I love RPGs, and played them at an early age, but I think they've warped my approach to life. Whenever I've accomplished something, I immediately start thinking about what's next, just like how you 'level up' in every RPG. When I play games, I have a burning need to 'level up' even though I know it makes no fucking difference to real life. My latest example was trying out Khan Academy, a site for online learning, and blowing through most of the math practice lessons, even though they were all very basic and hardly taught me anything, just because I'd get some meaningless 'badges.'
That is a promising technique though. It's called 'gamification,' and it's becoming trendy. The idea is to make tasks or goals have video-game like reward structures to motivate people to perform.
You'll see people spend hours upon hours on a game, just because you made a "top scores" leaderboard. Not criticizing those people, but it's just a facet of human nature. Games of course are new, and it's hard to anticipate the long term effects on people, especially when they pick it up at an early age.

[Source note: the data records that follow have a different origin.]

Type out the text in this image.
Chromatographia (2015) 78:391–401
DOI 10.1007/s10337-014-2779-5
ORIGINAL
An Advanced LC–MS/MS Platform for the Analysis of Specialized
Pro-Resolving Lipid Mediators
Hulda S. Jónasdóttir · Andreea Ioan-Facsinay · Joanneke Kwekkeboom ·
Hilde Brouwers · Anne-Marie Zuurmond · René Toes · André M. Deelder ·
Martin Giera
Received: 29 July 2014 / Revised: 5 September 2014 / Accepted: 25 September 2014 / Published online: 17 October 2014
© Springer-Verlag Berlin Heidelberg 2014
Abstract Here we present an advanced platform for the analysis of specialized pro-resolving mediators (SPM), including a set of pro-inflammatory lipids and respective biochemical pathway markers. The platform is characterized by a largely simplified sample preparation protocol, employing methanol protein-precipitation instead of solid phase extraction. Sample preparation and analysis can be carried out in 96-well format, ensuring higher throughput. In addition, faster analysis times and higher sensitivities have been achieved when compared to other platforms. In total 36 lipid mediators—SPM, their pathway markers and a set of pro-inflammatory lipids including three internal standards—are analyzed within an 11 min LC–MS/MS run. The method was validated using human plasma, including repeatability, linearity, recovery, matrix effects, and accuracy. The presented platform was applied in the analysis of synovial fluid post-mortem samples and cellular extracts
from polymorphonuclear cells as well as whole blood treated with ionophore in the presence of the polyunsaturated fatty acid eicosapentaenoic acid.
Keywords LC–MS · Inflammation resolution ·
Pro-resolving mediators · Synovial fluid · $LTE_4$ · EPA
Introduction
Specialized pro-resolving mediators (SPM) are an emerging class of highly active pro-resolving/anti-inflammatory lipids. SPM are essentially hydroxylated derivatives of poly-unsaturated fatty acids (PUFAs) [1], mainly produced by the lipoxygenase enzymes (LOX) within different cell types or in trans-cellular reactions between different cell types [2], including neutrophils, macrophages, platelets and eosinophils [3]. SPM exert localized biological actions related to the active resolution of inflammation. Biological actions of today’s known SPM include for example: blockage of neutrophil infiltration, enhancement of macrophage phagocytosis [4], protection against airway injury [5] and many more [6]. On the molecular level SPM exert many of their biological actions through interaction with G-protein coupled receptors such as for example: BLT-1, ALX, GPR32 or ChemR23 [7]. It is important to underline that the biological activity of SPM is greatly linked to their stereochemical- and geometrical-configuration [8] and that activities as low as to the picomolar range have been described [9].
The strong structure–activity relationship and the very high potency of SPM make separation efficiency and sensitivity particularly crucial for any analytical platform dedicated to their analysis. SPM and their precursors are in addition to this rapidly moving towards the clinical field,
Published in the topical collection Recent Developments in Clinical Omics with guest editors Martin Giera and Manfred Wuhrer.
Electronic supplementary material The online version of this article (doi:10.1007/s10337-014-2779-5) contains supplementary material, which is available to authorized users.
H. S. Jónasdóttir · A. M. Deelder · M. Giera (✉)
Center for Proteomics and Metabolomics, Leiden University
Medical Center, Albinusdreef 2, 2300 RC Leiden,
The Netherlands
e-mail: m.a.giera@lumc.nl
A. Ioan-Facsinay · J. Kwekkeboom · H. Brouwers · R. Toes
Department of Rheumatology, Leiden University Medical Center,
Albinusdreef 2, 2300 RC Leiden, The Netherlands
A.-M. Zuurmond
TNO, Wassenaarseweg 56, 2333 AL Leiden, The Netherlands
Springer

Here's an article from the famous evolutionary biologist Geoffrey Miller, author of a couple books recommended by PUAs. According to him, videogames may explain why we haven't met any aliens.
Quote:Quote:
Basically, I think the aliens don’t blow themselves up; they just get addicted to computer games. They forget to send radio signals or colonize space because they’re too busy with runaway consumerism and virtual-reality narcissism. They don’t need Sentinels to enslave them in a Matrix; they do it to themselves, just as we are doing today. Once they turn inwards to chase their shiny pennies of pleasure, they lose the cosmic plot. They become like a self-stimulating rat, pressing a bar to deliver electricity to its brain’s ventral tegmental area, which stimulates its nucleus accumbens to release dopamine, which feels…ever so good.